Malik Brown owns the Ebony Bookstore. For lunch, he goes to the Kingston Diner on the corner. That afternoon, the owner of the diner, Olive Wilkins, buys some beauty supplies at the beauty shop next door. Later, the beautician buys a copy of Black Enterprise magazine and Jawanza Kunjufu’s book, Black Economics at Malik’s Bookstore. .
Our community exists not only in the “real” world, but in cyberspace too. Here, sites established by African peoples throughout the Diaspora, exchange not only information, but goods and services on a global scale.

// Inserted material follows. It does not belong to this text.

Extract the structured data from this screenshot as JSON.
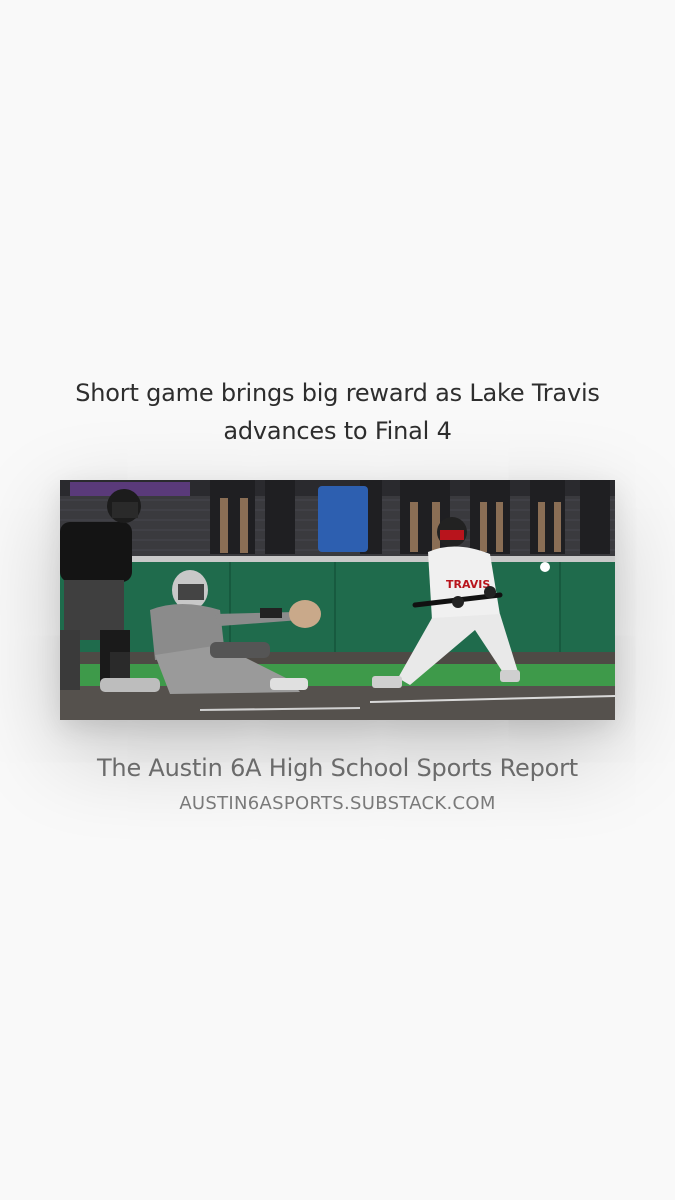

Our community is also found in the church. The Black Church has increasingly become a center for business, education and civic improvement. For example, a church in Queens, New York, has built a school, a senior citizens center, hundreds of housing units, a catering house, and many other facilities. It has sent its pastor to Congress and is a major force in the economic life of the borough and the city. It is just one of many examples of its kind.
One of the first was Abysinnia Baptist Church in Harlem, New York headed by Adam Clayton Powell. He was not only a pastor, but a Congressman, and a towering civil rights advocate. He and his congregation accomplished great things in the history of the community, the city and the nation and up until today still serves as an inspiration to us all.
And so today, on the fourth, and central, day of Kwanzaa, we joyously celebrate that which makes us a viable ongoing community, Ujamaa, Cooperative Economics! UJAMMA!